Sie starrte die junge Frau an, die dort sich immer wieder umblickend im Türrahmen stand. Sie hatte eher mit einer alten Schachtel mit Warzen gerechnet, wie ihre Familie ihr eben Hexen beschrieben hatten.

„Du bist doch selber eine Hexe und nicht alt", lachte ihr Verstand sie aus. Da musste Cassia ihm Recht geben. Da hätte sie aber auch selbst draufkommen können.

Ihr Gegenüber schätzte sie auf Mitte zwanzig und somit um Weniges älter als sie selbst.
Utopa hatte wirres, braunes Haar, das mehr schlecht als recht zu einem Knoten auf ihrem Kopf gebunden war und von einem Pinsel gehalten werden sollte. Doch viele Strähnen hatten sich bereits gelöst und der Pinsel hing ziemlich schief.

Auf ihrem langen, gelben Kleid waren jede Menge Flecken und glänzende Farbkleckse, auf denen grüne Kräuter klebten. Um sich die Hände zu waschen hatte, hatte die Zeit scheinbar nicht gereicht. Auch diese waren voller Farbe.

„Schnell, kommt rein" Sie winkte sie mit der Hand zu sich.
„Einar nicht, aber wir schon", erklärte Jerelyn ihr und flog ins Innere. Sie ließ sich kurz auf Utopas Schulter nieder und murmelte ihr etwas zu, bevor sie endgültig in die Hütte flatterte.

Cassia zögerte. Ihr ganzes Leben wurde ihr eingetrichtert, auf gar keinen Fall einer Hexe zu vertrauen und erst recht nicht, in ihr Haus zu gehen.

Aber ein Teil von ihr wollte auch ins Warme. Und aus der Hütte duftete es verlockend nach Kräutertee und, oh, etwas Verbranntem.
Und roch sie da etwa Schokolade?

Als ihr Vater noch als Händler gearbeitet hatte und sie manchmal zu benachbarten Städten gereist waren, gingen sie am letzten Tag in ein Kaffeehaus und Cassia durfte eine heiße Schokolade trinken.
Wie sehr sie diese Ausflüge geliebt hatte...

Ich kann dem Ganzen ja eine Chance geben.

Was hatte sie auch für eine Wahl?
Lieber tat sie etwas Verbotenes als hier in der Kälte zu erfrieren und Einars schlechter Laune ausgeliefert zu sein.
Sollte ihr allerdings nur irgendeine Kleinigkeit verdächtig vorkommen, würde sie sofort wieder gehen.

Sie war so mit sich selbst beschäftigt gewesen, dass sie gar nicht gemerkt hatte, dass Utopa die ganze Zeit geduldig in der Tür gewartet hatte.
Ihre himmelblauen Augen sahen sie so verständnisvoll an, dass Cassia sich beinahe schämte.

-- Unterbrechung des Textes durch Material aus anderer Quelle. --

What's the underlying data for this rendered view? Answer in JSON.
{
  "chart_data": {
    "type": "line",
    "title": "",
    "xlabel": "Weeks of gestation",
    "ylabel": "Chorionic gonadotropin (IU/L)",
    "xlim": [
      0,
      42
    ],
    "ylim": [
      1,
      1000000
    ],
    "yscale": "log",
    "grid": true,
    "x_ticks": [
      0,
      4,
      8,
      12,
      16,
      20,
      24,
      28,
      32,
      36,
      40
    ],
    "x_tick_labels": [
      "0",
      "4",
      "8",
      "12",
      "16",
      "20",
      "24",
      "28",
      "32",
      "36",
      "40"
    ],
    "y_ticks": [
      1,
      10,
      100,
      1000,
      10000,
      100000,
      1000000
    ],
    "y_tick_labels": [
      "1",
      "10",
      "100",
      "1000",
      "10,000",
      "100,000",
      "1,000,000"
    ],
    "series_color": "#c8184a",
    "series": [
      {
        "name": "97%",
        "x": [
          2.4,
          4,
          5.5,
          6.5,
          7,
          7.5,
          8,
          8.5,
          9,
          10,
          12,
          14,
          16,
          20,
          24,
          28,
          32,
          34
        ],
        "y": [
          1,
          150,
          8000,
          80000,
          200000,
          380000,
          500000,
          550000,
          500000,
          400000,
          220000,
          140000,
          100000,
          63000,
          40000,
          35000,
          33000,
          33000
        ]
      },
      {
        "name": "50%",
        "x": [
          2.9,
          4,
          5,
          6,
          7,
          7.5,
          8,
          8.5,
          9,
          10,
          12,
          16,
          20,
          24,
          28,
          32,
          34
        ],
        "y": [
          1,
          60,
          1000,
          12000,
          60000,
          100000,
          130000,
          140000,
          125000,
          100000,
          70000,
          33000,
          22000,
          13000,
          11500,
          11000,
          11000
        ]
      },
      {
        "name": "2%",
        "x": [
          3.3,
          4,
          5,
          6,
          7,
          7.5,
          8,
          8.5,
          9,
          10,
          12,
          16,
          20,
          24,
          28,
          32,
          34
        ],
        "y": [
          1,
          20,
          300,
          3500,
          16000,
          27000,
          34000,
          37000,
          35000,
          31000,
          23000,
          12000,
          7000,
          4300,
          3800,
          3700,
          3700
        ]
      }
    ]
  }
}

Mit gesenktem Kopf trottete sie auf Utopa zu, die zur Seite trat, um den Weg frei zu geben.
Sie legte ihr eine Hand auf die Schulter, was Cassia erneut zusammenzucken ließ.
„Hey" Ihre Stimme war warm und weich wie flüssiger Honig. „Nimm dir so viel Zeit wie du brauchst, um dich mit allem vertraut zu machen."

Cassia errötete noch mehr vor Scham. So freundlich hatte sie abgesehen von ihrer Familie und Ann schon lange niemand mehr behandelt.
Sie hätte nie gedacht, dass Hexen so... menschlich sein konnten.